George Clinton and Parliament Funkadelic were the epitome of chaotic genius, their hilarious funk jams, band members coming in and out of the pantomime, a backing singer in a PVC nurse outfit on roller skates. The sort of thing that festivals were made for.
Also well-judged was the positioning of Peter Gabriel and the New Blood Orchestra at the top of the bill on the Friday night. Gabriel, as the sun set and the heavy reds of the stage lighting blazed out across the field, was an imposing druidic figure, as he and the fifty-odd piece orchestra made their way through some of his most beautiful musical pieces. ‘Red Rain’, ‘Don’t Give Up’ and ‘San Jacinto’ were particularly powerful, but a rare thing happened during his set: standing in a field with my fist in the air alongside several thousand other fists, as the anthemic outro to ‘Biko’ thumped into the English countryside, I actually felt quite privileged to be there, quite honoured to have had the tiniest part in the story of that song. Much has been made of the messianic attitudes of white pop stars going to Africa in the eighties and ‘delivering’ African beats to the ‘ignorant’ west at the time, but nobody can argue with the effect that Gabriel’s tribute to Steve Biko had on the anti-Apartheid movement in 1978 and after, giving it an anthem that was also a chart-hit. A brief moment when music really did play a part in the changing of things.

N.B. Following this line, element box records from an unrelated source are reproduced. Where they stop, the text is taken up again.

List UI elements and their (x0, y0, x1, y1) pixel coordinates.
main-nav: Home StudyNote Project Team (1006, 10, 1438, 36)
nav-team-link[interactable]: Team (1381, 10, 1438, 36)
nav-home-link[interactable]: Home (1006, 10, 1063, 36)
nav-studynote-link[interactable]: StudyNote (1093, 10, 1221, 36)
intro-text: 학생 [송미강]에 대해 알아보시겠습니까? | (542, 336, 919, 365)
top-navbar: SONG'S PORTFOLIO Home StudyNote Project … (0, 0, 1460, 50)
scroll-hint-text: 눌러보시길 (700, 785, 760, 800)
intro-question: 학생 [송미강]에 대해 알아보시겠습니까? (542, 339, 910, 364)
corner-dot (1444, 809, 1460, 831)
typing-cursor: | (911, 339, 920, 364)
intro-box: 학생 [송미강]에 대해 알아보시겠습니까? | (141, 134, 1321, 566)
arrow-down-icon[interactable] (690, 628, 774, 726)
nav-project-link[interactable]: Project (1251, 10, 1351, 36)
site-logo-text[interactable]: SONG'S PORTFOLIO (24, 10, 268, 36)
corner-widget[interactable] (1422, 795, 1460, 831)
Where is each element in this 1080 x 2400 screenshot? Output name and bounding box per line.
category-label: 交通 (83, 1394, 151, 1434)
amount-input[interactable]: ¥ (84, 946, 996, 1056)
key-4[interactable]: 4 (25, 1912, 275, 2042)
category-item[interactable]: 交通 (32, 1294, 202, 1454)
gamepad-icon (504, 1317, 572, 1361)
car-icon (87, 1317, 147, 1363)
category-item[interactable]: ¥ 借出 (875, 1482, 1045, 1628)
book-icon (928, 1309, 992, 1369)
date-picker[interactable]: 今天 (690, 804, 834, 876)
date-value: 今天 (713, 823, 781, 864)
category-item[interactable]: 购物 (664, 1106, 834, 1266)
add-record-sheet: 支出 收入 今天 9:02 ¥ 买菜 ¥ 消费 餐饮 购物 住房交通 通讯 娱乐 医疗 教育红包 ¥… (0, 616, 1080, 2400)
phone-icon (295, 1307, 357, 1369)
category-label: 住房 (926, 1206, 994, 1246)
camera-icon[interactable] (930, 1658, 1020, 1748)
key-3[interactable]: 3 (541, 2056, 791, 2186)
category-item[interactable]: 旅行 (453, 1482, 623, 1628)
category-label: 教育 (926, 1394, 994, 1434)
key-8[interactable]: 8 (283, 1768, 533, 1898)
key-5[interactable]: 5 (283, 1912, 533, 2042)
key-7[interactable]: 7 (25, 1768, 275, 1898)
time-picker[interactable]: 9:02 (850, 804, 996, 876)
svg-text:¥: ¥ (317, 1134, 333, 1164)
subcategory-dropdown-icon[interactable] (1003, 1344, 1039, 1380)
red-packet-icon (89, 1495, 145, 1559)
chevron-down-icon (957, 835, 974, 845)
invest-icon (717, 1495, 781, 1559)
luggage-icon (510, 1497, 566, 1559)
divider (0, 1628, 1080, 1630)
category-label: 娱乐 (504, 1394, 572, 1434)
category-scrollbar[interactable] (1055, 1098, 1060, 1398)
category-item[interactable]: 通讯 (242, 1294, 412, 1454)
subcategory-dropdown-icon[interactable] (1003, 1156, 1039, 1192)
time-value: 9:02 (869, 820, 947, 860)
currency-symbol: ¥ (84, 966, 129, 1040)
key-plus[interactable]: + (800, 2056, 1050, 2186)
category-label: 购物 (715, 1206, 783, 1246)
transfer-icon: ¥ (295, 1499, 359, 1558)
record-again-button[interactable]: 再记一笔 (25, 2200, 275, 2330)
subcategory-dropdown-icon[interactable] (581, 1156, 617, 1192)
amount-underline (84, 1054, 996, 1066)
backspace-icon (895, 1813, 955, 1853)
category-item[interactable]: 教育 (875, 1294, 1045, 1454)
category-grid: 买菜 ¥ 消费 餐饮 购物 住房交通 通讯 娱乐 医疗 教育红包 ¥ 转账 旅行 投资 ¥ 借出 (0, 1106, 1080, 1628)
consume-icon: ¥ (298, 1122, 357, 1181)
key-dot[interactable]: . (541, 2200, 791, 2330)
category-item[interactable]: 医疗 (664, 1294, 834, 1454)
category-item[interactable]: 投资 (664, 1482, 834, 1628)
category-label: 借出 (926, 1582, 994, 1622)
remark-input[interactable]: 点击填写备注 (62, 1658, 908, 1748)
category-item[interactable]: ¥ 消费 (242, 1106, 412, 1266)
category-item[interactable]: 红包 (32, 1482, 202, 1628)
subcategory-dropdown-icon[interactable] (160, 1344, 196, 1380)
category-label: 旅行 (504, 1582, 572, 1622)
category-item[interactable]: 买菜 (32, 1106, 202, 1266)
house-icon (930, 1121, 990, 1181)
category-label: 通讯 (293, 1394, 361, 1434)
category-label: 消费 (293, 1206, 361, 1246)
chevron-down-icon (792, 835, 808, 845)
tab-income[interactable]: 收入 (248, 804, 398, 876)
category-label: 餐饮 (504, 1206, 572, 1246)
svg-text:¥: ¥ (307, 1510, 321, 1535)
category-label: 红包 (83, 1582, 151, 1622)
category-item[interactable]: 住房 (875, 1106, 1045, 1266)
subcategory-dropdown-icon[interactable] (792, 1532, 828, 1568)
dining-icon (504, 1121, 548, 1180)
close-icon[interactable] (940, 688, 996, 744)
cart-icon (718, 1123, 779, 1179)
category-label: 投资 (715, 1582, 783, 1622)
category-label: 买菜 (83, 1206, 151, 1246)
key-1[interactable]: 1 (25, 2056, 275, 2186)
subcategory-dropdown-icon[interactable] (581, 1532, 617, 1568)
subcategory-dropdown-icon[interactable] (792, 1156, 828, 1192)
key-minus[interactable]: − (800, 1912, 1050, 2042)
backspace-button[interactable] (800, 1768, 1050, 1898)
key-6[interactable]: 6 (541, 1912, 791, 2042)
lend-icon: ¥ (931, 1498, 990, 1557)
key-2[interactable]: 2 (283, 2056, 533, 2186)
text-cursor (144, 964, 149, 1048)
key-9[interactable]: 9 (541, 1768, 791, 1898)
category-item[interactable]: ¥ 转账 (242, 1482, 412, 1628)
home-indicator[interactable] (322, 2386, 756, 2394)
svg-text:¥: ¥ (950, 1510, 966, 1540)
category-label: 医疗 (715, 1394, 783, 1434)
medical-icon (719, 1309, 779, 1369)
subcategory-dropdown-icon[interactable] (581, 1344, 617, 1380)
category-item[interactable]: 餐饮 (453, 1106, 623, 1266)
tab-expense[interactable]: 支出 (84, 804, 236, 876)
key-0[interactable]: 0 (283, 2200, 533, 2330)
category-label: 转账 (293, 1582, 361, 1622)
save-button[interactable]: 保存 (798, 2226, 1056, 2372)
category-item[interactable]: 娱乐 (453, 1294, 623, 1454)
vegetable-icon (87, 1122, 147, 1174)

So, the festival had the rather enjoyable atmosphere of being a bit of a throwback, and its organisers certainly seem to know who the audience is. Beyonce, I’d suggest, will never headline here, not while it’s run by the current promoters. It is a festival for people who sit, musically, in a mid-nineties frame of mind. The festival closed on the Sunday with Suede – a band I first had the opportunity to despise at the Phoenix Festival in 1995 and now I find quite inoffensive and technically proficient (god, what Brett Anderson wouldn’t do to be hated instead) – and Richard Ashcroft who, as he called David Cameron a cunt from the main stage, simply sounded like a has-been (regardless of his sound opinions) for the way he thought rock’n’roll still had a say in such things. Well, nowadays Johnny Rotten is more likely to be dribbling on Question Time than spitting at a rock festival. But at least rock festivals, such as Hop Farm, are doing what they can to survive without him.